The word of God sits upon our hearts, until it is broken, then it falls in your heart.
Death is the precursor to being clean.
 
 
The angel of the Lord came, appeared and looked at Gideon. He didn't just know about him, or acknowledge he was alive, HE looked at Him.
 
And in Acts 13 in speaking about David is says God testified about David, and he was called a "maa after God's own heart".
 
After hearing Priscilla's talk, I did feel like it was God's way of telling me that He saw me. I had just been praying to Him that I wanted to feel special to Him again.
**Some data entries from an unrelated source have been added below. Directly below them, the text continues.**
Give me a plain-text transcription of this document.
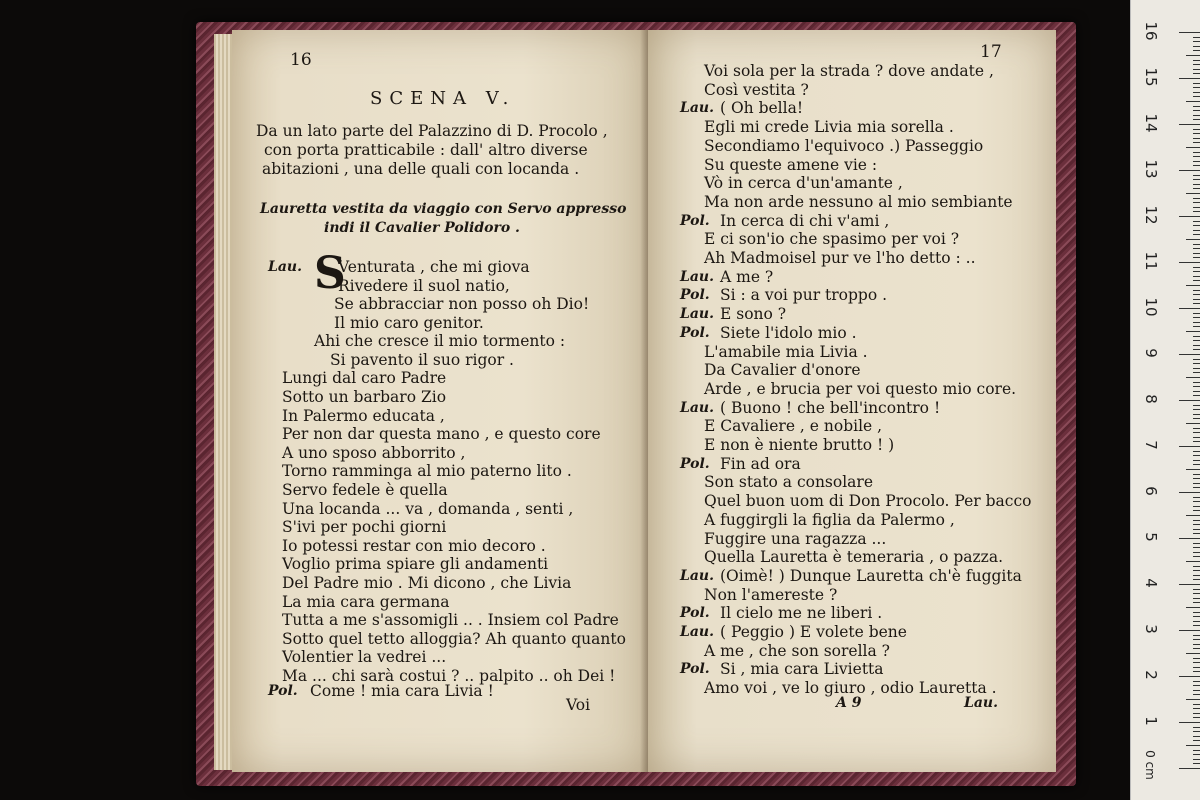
16
SCENA V.
Da un lato parte del Palazzino di D. Procolo ,
con porta pratticabile : dall' altro diverse
abitazioni , una delle quali con locanda .
Lauretta vestita da viaggio con Servo appresso
indi il Cavalier Polidoro .
Lau. S
Venturata , che mi giova
Rivedere il suol natio,
Se abbracciar non posso oh Dio!
Il mio caro genitor.
Ahi che cresce il mio tormento :
Si pavento il suo rigor .
Lungi dal caro Padre
Sotto un barbaro Zio
In Palermo educata ,
Per non dar questa mano , e questo core
A uno sposo abborrito ,
Torno ramminga al mio paterno lito .
Servo fedele è quella
Una locanda ... va , domanda , senti ,
S'ivi per pochi giorni
Io potessi restar con mio decoro .
Voglio prima spiare gli andamenti
Del Padre mio . Mi dicono , che Livia
La mia cara germana
Tutta a me s'assomigli .. . Insiem col Padre
Sotto quel tetto alloggia? Ah quanto quanto
Volentier la vedrei ...
Ma ... chi sarà costui ? .. palpito .. oh Dei !
Pol. Come ! mia cara Livia !
Voi
17
Voi sola per la strada ? dove andate ,
Così vestita ?
Lau. ( Oh bella!
Egli mi crede Livia mia sorella .
Secondiamo l'equivoco .) Passeggio
Su queste amene vie :
Vò in cerca d'un'amante ,
Ma non arde nessuno al mio sembiante
Pol. In cerca di chi v'ami ,
E ci son'io che spasimo per voi ?
Ah Madmoisel pur ve l'ho detto : ..
Lau. A me ?
Pol. Si : a voi pur troppo .
Lau. E sono ?
Pol. Siete l'idolo mio .
L'amabile mia Livia .
Da Cavalier d'onore
Arde , e brucia per voi questo mio core.
Lau. ( Buono ! che bell'incontro !
E Cavaliere , e nobile ,
E non è niente brutto ! )
Pol. Fin ad ora
Son stato a consolare
Quel buon uom di Don Procolo. Per bacco
A fuggirgli la figlia da Palermo ,
Fuggire una ragazza ...
Quella Lauretta è temeraria , o pazza.
Lau. (Oimè! ) Dunque Lauretta ch'è fuggita
Non l'amereste ?
Pol. Il cielo me ne liberi .
Lau. ( Peggio ) E volete bene
A me , che son sorella ?
Pol. Si , mia cara Livietta
Amo voi , ve lo giuro , odio Lauretta .
A 9	Lau.
0 cm
16
15
14
13
12
11
10
9
8
7
6
5
4
3
2
1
That I wanted to start seeing His glory again and seeing Him do big God things, that only He could do, nothing I said, did or manipulated.
 
And then later that day Priscilla re-tweeted my tweet that I hash tagged #lessonsfromgideon, which I thought was A-MA-ZING, and I thanked her...and then she messaged me back!! God's seeing. This is particularly amazing as I have fantasies as I watch my favorite speakers and authors talking to each other on twitter and imagine I am part of that, that I am friends with them too, ha. And once again, I felt my heart swell with love from the Lord. This little thing, seemingly insignificant to most people, but blesses me beyond measure.
 
And I pray this is just the beginning of new expectancy of intimacy with the Lord. Not one thing that I struggle or claw to get, because anything we manipulate to get...we will never keep anyways. Learning again to delight in Him and let Him to delight me, to look for Him and expect Him, to enjoy being in love with my Savior that is in fact alive, and in fact, in love with me, and I am special to Him and He does see me. I would rather be seen by Him than all the important people in the world, and I am realizing once again, like the speaker said today...
 
True transformational change doesn't come from revelation, but with intimacy with Jesus.

 
 And as I finished reading this over before posting, a huge thunder rolled through the sky ;)
Thank you Lord.




1 comment:

  1. Amazing. I relate to the "invisibleness" of being a mom sometimes. I miss that intimacy of my younger years when I felt every conversation or event was God leading me somewhere or teaching me something. I long for that anticipation of his love like those days again.